Surgida de grupos humanos a los que se había privado de la palabra —los esclavistas acostumbraban a agrupar esclavos procedentes de distintas regiones africanas que hablaban diferentes lenguas para que no pudieran comunicarse entre sí—, la “lírica” de la canción en la bomba ocupa un lugar secundario, aunque se registran hermosos logros sencillos. La comunicación, más que con palabras, se establece con los ritmos (sean percusivos o en los cantos), las expresiones corporales y los toques de tambor. Los cantos son de tipo responsorial, es decir, de llamada y respuesta entre un cantante solista y el colectivo a coro. El coro establece —con un estribillo que se repite— la idea básica de la canción; mientras, el solista improvisa variaciones en torno a esa idea central, variaciones que en la bomba tradicional tienden a ser más melódicas y rítmicas que en la letra propiamente.

       El buleador —con los toques básicos— y el colectivo en coro —con el ritmo del estribillo— establecen un tiempo recurrente “sincopado” (por basarse en una métrica de unidades no equivalentes y acentos desplazados: las claves). Mientras tanto, el subidor y el (o la) solista enriquecen la regularidad temporal con las enormes e impredecibles variaciones del repiqueteo o el soneo, según el caso: con las insospechadas elaboraciones de la improvisación creativa. Por momentos parece que el repiqueteo rompe con la recurrencia, pero en realidad la complejiza en sus infinitas indeterminaciones internas pues no se considera buen sonero ni repicador del primo quien al improvisar pierde la clave (el patrón rítmico implícito).
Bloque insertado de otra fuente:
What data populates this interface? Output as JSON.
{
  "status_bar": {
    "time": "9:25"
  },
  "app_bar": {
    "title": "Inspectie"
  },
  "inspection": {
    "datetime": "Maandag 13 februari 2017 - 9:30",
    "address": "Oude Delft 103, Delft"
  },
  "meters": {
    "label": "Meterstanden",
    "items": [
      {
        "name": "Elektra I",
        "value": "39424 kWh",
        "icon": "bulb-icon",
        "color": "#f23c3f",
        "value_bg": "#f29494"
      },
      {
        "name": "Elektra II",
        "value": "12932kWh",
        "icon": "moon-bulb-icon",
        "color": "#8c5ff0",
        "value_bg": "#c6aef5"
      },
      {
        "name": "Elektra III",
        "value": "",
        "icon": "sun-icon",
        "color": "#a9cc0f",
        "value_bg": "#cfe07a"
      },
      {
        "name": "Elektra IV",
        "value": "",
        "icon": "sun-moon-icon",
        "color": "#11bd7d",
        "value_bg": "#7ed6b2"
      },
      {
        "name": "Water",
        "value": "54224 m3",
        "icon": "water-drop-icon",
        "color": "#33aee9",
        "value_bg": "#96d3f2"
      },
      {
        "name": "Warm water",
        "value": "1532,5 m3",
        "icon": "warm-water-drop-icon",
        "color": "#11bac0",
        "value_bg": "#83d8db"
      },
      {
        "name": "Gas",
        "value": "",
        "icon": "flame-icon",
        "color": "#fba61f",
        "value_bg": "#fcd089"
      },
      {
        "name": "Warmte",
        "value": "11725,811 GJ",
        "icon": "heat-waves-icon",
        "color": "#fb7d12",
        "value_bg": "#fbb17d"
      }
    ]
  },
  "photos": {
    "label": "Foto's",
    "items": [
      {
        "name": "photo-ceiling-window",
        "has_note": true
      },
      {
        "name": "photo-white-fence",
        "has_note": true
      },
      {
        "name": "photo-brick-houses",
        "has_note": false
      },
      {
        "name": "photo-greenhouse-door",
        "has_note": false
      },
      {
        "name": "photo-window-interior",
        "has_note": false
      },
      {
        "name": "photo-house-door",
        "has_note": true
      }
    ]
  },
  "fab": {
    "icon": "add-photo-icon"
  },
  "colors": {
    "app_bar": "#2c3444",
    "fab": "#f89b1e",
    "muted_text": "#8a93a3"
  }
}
Como ya se ha señalado, el baile se ejecuta siempre en diálogo con los tambores. Es la manera, en la bomba, de materializar en el espacio el tiempo que los tambores expresan: el tiempo recurrente del buleador, con oscilaciones corporales sencillas, y la complejidad temporal de las múltiples indeterminaciones del repiqueteo, con las enormes posibilidades expresivas de los movimientos del cuerpo. La máxima bíblica de “el verbo se hizo carne” en el Belén de la cristiandad debía tener otro sentido en sociedades donde la comunicación fundamental no había sido verbal: el tiempo se hizo cuerpo en el espacio danzante y el baile constituirá, por tanto, base central de las identidades. Tanto lo que coreográficamente uno ve, como lo que musicalmente escucha, son productos de ese diálogo creativo abierto a la sorpresa, lo que quiebra la radical separación entre mente (cultura) y cuerpo (naturaleza) en una práctica donde el cuerpo no sólo “reacciona”, sino participa en la creación cultural.

 

El largo abolengo del aguinaldo y el seis

El segundo gran tronco de la tradición musical puertorriqueña lo constituyen las sonoridades y géneros originalmente producidos por el campesinado libre, que en Puerto Rico se le llamó jíbaro. La práctica de la inclusión o la apertura, la improvisación, el ritmo y la sorpresa cuentan aquí también con un largo abolengo, aunque con facetas distintas a las de la bomba y matizadas por la difícil condición de la coexistencia por siglos de esta agricultura parcelaria junto a la plantación esclavista, donde muchos de sus valores y realidades debían camuflarse para que se les permitiera vivir en paz.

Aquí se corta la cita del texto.